After I search in SO i've found this post but it's not helping since you put the code in config file which to me looks the same , the user passowrd is supplied with the code which I want to avoid...any example will be very helpful
Best way to store DB config in Node.Js / Express app
Let's say one on the file need this user password for Runtime...
e.g.
request({
uri: API,
method: 'POST',
json: true,
form: {
'username': 'user123',
'password': 'password123'
},
What I want is something similar to this approach , (or there something better which I want to understand how to use it)
request({
uri: API,
method: 'POST',
json: true,
form: {
'username': ~username,
'password': ~password
},
And run the following command during deployment
npm start username user123 password password123
Upvotes: 3
Views: 536
Reputation: 2597
You can make use of environment variables.

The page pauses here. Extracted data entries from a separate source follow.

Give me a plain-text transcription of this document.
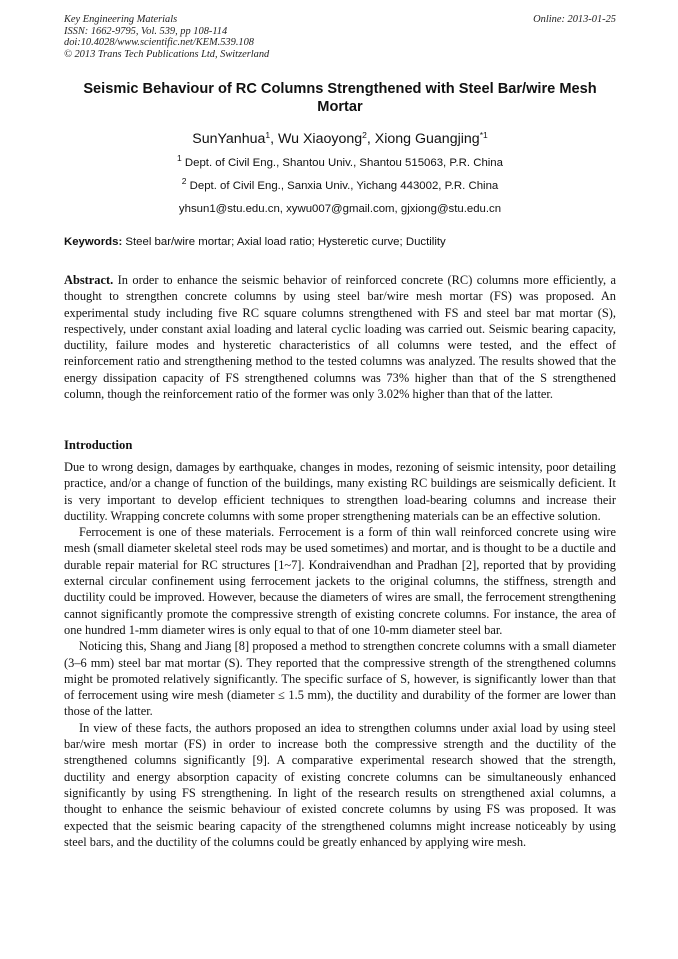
Key Engineering Materials
ISSN: 1662-9795, Vol. 539, pp 108-114
doi:10.4028/www.scientific.net/KEM.539.108
© 2013 Trans Tech Publications Ltd, Switzerland
Online: 2013-01-25
Seismic Behaviour of RC Columns Strengthened with Steel Bar/wire Mesh Mortar
SunYanhua$^1$, Wu Xiaoyong$^2$, Xiong Guangjing$^{*1}$
$^1$ Dept. of Civil Eng., Shantou Univ., Shantou 515063, P.R. China
$^2$ Dept. of Civil Eng., Sanxia Univ., Yichang 443002, P.R. China
yhsun1@stu.edu.cn, xywu007@gmail.com, gjxiong@stu.edu.cn
Keywords: Steel bar/wire mortar; Axial load ratio; Hysteretic curve; Ductility
Abstract. In order to enhance the seismic behavior of reinforced concrete (RC) columns more efficiently, a thought to strengthen concrete columns by using steel bar/wire mesh mortar (FS) was proposed. An experimental study including five RC square columns strengthened with FS and steel bar mat mortar (S), respectively, under constant axial loading and lateral cyclic loading was carried out. Seismic bearing capacity, ductility, failure modes and hysteretic characteristics of all columns were tested, and the effect of reinforcement ratio and strengthening method to the tested columns was analyzed. The results showed that the energy dissipation capacity of FS strengthened columns was 73% higher than that of the S strengthened column, though the reinforcement ratio of the former was only 3.02% higher than that of the latter.
Introduction

Due to wrong design, damages by earthquake, changes in modes, rezoning of seismic intensity, poor detailing practice, and/or a change of function of the buildings, many existing RC buildings are seismically deficient. It is very important to develop efficient techniques to strengthen load-bearing columns and increase their ductility. Wrapping concrete columns with some proper strengthening materials can be an effective solution.

Ferrocement is one of these materials. Ferrocement is a form of thin wall reinforced concrete using wire mesh (small diameter skeletal steel rods may be used sometimes) and mortar, and is thought to be a ductile and durable repair material for RC structures [1~7]. Kondraivendhan and Pradhan [2], reported that by providing external circular confinement using ferrocement jackets to the original columns, the stiffness, strength and ductility could be improved. However, because the diameters of wires are small, the ferrocement strengthening cannot significantly promote the compressive strength of existing concrete columns. For instance, the area of one hundred 1-mm diameter wires is only equal to that of one 10-mm diameter steel bar.

Noticing this, Shang and Jiang [8] proposed a method to strengthen concrete columns with a small diameter (3–6 mm) steel bar mat mortar (S). They reported that the compressive strength of the strengthened columns might be promoted relatively significantly. The specific surface of S, however, is significantly lower than that of ferrocement using wire mesh (diameter ≤ 1.5 mm), the ductility and durability of the former are lower than those of the latter.

In view of these facts, the authors proposed an idea to strengthen columns under axial load by using steel bar/wire mesh mortar (FS) in order to increase both the compressive strength and the ductility of the strengthened columns significantly [9]. A comparative experimental research showed that the strength, ductility and energy absorption capacity of existing concrete columns can be simultaneously enhanced significantly by using FS strengthening. In light of the research results on strengthened axial columns, a thought to enhance the seismic behaviour of existed concrete columns by using FS was proposed. It was expected that the seismic bearing capacity of the strengthened columns might increase noticeably by using steel bars, and the ductility of the columns could be greatly enhanced by applying wire mesh.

Let's say you have an environment variable called USERNAME
.
You can access it in your Node.js application like this:
console.log( process.env.USERNAME )
You can supply environment variables when starting your application like this:
USERNAME=example npm start
You may also want to check this supper cool project called dotenv which loads environment variables form a .env
file.
You can add .env
to your .gitignore
and the credentials won't be shipped with the code.
Upvotes: 2
Reputation: 3272
I've build a similar app not so long ago. My folder structure was as follows:
root
|- app // App logic (Not accessible in front-end)
|- templates // Template files (Not accessible in front-end)
|- static // Static files (Accessible in front-end)
|- config // Config files (Not accessible in front-end)
|- config.json // Config file (Not accessible in front-end)
|- index.js // Example JS file
if you add config/config.json
to the .gitignore file, assuming you use git, it will not be transmitted when you push to production. This means that you have to make a config.json file in the production environment yourself that can hold different data than the development environment config.
Example config.json:
{
"username" : "username1",
"password" : "password123"
}
If you need the password in index.js
you do the following:
const fs = require('fs');
fs.readFile('./config/config.json', function(err, data) {
if (!err) {
const data = JSON.parse(data);
const username = data.username;
const password = data.password;
// Use password here or store it in a local variable to use it later
}
});
Upvotes: 1
Reputation: 533
Your best bet would be to have an external config file and read the username and password configuration from that. :) You will need to make sure that your web app doesn't serve the config file to the public either. So I would recommend putting the config into a higher level directory than your server so you would have less chance of accidentally serving your config.